Four planets appear in the dawn sky outlining the morning ecliptic.
This morning, October 20, I was able to capture four planets in the morning sky, arrayed along the ecliptic.
From bottom to top they are: Mercury (just past its point of greatest elongation from the Sun), dim Mars, bright Jupiter, and very bright Venus (just 6 days away from its point of greatest elongation from the Sun). Above Venus is Regulus, in Leo.
I’ve added in the labels and the line of the ecliptic, rising steeply out of the east in the autumn dawn sky.
Of course, there is a fifth unlabelled planet in the scene, quite close in the foreground.
The image below is an unlabeled version.
Mercury will be disappearing from view very quickly now as it drops back down toward the Sun.

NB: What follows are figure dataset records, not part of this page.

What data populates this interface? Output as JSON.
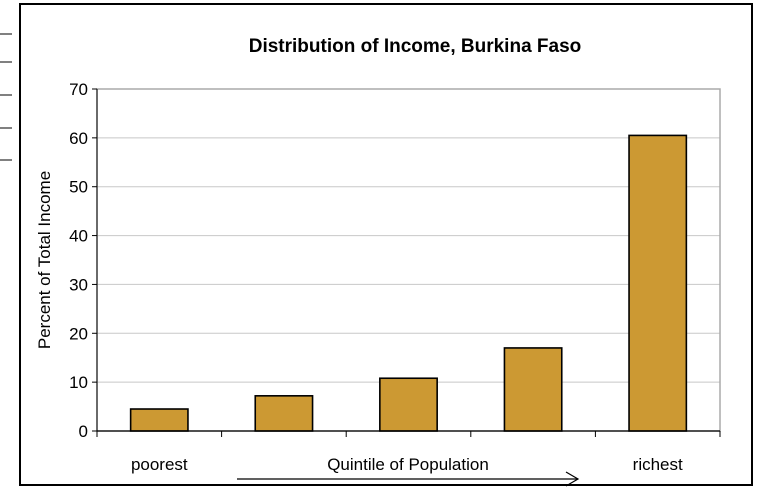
{
  "chart_data": {
    "type": "bar",
    "title": "Distribution of Income, Burkina Faso",
    "xlabel": "Quintile of Population",
    "ylabel": "Percent of Total Income",
    "categories": [
      "poorest",
      "",
      "",
      "",
      "richest"
    ],
    "values": [
      4.5,
      7.2,
      10.8,
      17.0,
      60.5
    ],
    "ylim": [
      0,
      70
    ],
    "yticks": [
      0,
      10,
      20,
      30,
      40,
      50,
      60,
      70
    ],
    "grid": true,
    "legend": "none",
    "bar_color": "#cc9933",
    "plot_border_color": "#aaaaaa",
    "grid_color": "#c8c8c8"
  }
}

But over the next week the three higher planets will converge into a tight triangle just 4.5 degrees apart. We won’t see these three planets this close together in a darkened sky until November 2111.
For more information on this week’s dawn sky planet dance see my previous blog entry.

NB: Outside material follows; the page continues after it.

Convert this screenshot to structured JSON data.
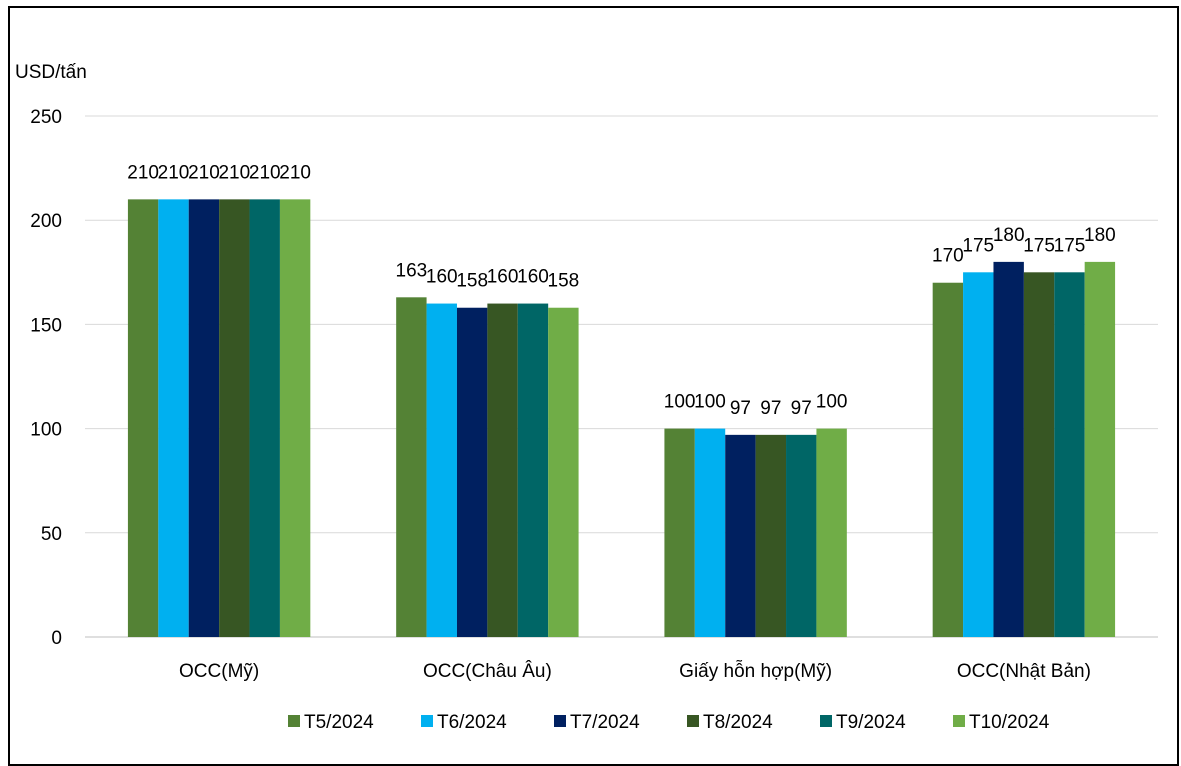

I shot the scene from home in southern Alberta. The image is a composite stack, with manually created masks (not an HDR stack), of 5 exposures, from 15 seconds to 1 second, to contain the range of brightness from the bright horizon to the dimmer star-filled sky higher up. All are with the 35mm lens and Canon 6D at ISO 800.

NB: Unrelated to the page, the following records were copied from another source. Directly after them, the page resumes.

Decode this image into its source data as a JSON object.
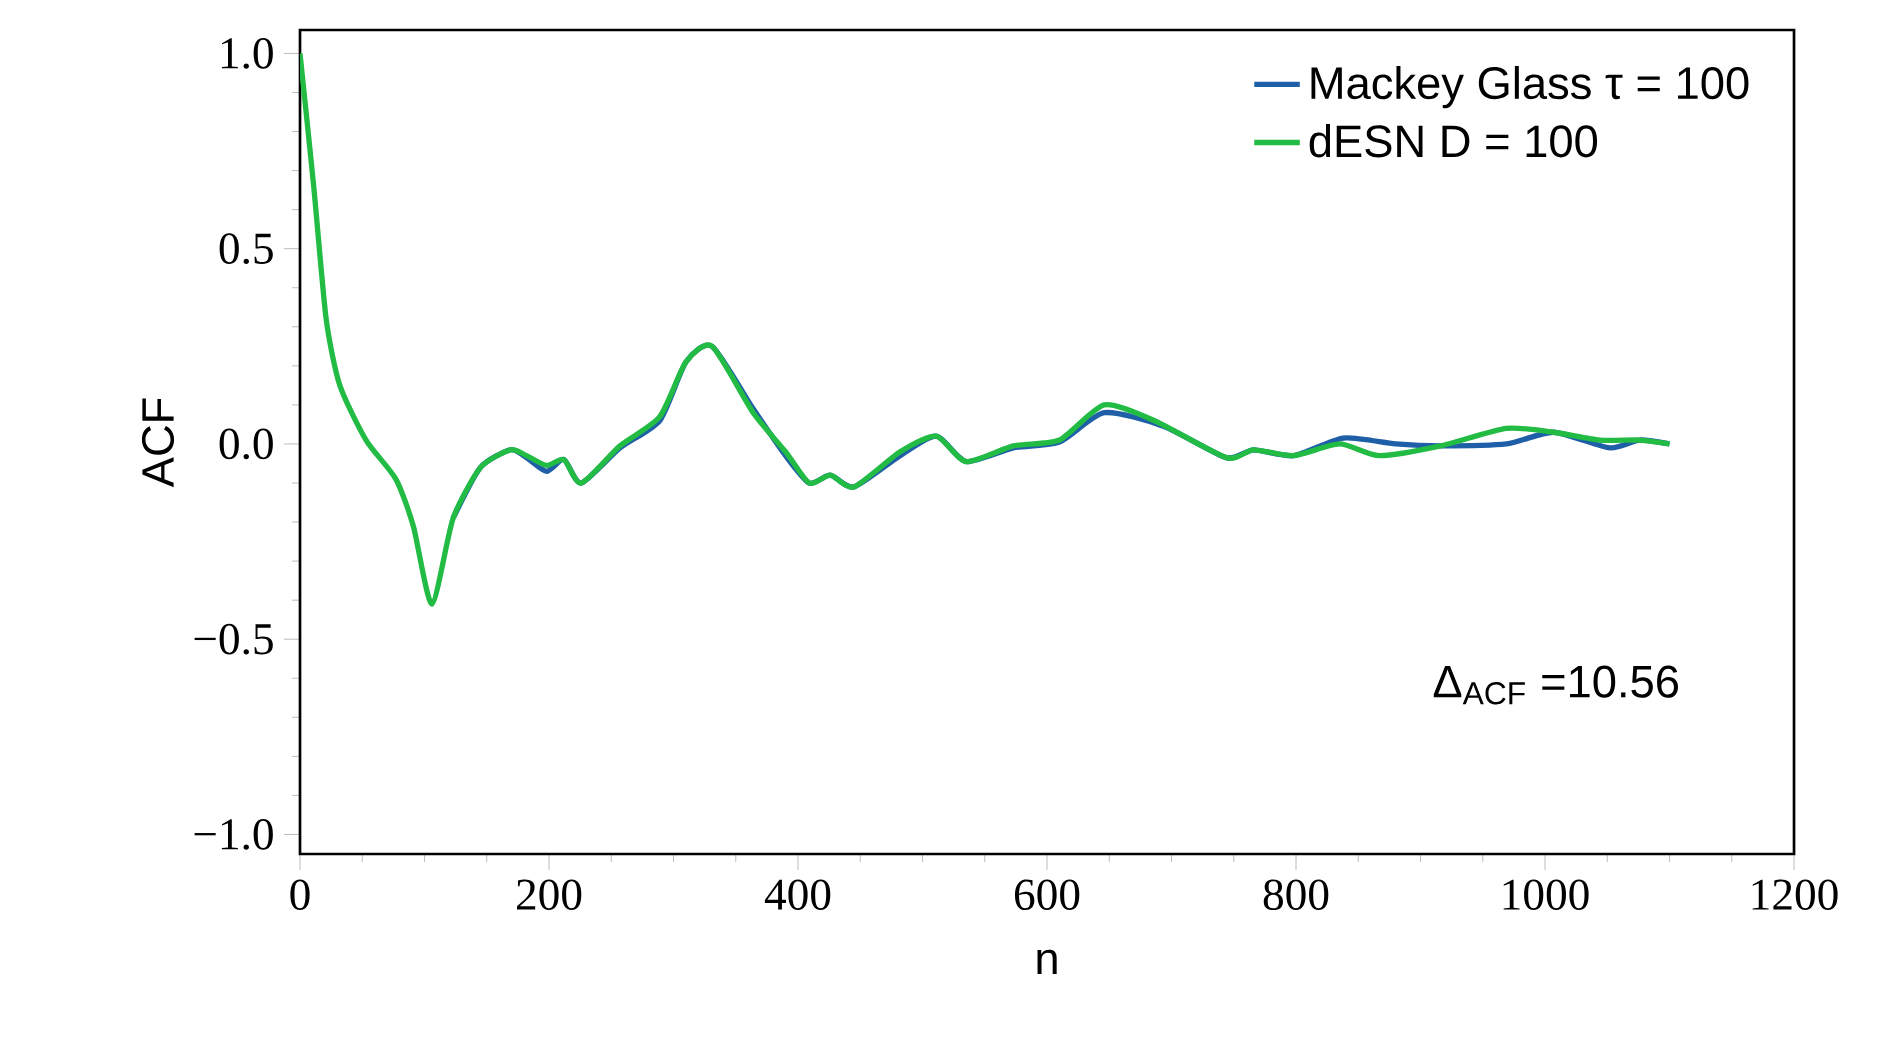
{
  "chart_data": {
    "type": "line",
    "xlabel": "n",
    "ylabel": "ACF",
    "xlim": [
      0,
      1200
    ],
    "ylim": [
      -1.05,
      1.06
    ],
    "xticks": [
      0,
      200,
      400,
      600,
      800,
      1000,
      1200
    ],
    "yticks": [
      {
        "value": -1.0,
        "label": "−1.0"
      },
      {
        "value": -0.5,
        "label": "−0.5"
      },
      {
        "value": 0.0,
        "label": "0.0"
      },
      {
        "value": 0.5,
        "label": "0.5"
      },
      {
        "value": 1.0,
        "label": "1.0"
      }
    ],
    "legend": "top right",
    "grid": false,
    "annotations": [
      {
        "text": "Δ$_{ACF}$ =10.56"
      }
    ],
    "series": [
      {
        "name": "Mackey Glass τ = 100",
        "color": "#1f5fa8",
        "x": [
          123,
          145,
          169,
          182,
          198,
          212,
          226,
          257,
          289,
          310,
          331,
          364,
          390,
          409,
          426,
          445,
          482,
          511,
          535,
          573,
          610,
          646,
          694,
          744,
          766,
          798,
          838,
          880,
          916,
          969,
          1007,
          1052,
          1076,
          1100
        ],
        "values": [
          -0.19,
          -0.06,
          -0.015,
          -0.035,
          -0.07,
          -0.04,
          -0.1,
          -0.01,
          0.06,
          0.21,
          0.25,
          0.09,
          -0.03,
          -0.1,
          -0.08,
          -0.11,
          -0.03,
          0.02,
          -0.045,
          -0.01,
          0.005,
          0.08,
          0.045,
          -0.035,
          -0.015,
          -0.03,
          0.015,
          0.0,
          -0.005,
          0.0,
          0.03,
          -0.01,
          0.01,
          0.0
        ]
      },
      {
        "name": "dESN D = 100",
        "color": "#22bb44",
        "x": [
          0,
          11,
          21,
          32,
          53,
          77,
          91,
          106,
          123,
          145,
          169,
          182,
          198,
          212,
          226,
          257,
          289,
          310,
          331,
          364,
          390,
          409,
          426,
          445,
          482,
          511,
          535,
          573,
          610,
          646,
          686,
          744,
          766,
          798,
          835,
          867,
          916,
          969,
          1007,
          1044,
          1076,
          1100
        ],
        "values": [
          1.0,
          0.66,
          0.32,
          0.15,
          0.01,
          -0.09,
          -0.21,
          -0.41,
          -0.19,
          -0.06,
          -0.015,
          -0.03,
          -0.055,
          -0.04,
          -0.1,
          -0.005,
          0.07,
          0.21,
          0.25,
          0.08,
          -0.02,
          -0.1,
          -0.08,
          -0.11,
          -0.02,
          0.02,
          -0.045,
          -0.005,
          0.01,
          0.1,
          0.06,
          -0.035,
          -0.015,
          -0.03,
          0.0,
          -0.03,
          -0.005,
          0.04,
          0.03,
          0.01,
          0.01,
          0.0
        ]
      }
    ]
  }
}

— Alan, October 20, 2015 / © 2015 Alan Dyer / www.amazingsky.com
3 Replies to “Four Planets Along the Morning Ecliptic”
Is the masking technique you used on this covered in your book? Also, though the metadata you listed indicates f2.8, am I correct in assuming at least the one of 5 shots used to assemble this, the one containing Venus, was shot at a much smaller aperture (given the starlike effect)?
Hi – no, all shots were at f/2.8 – that’s enough with the f1.4 lens I used to add diffraction spikes off the diaphragm aperture. And masking is included in the book’s tutorials but in this case it’s pretty easy – just create a mask and paint the mask with a soft big black brush to hide the bright areas in the long exposure images.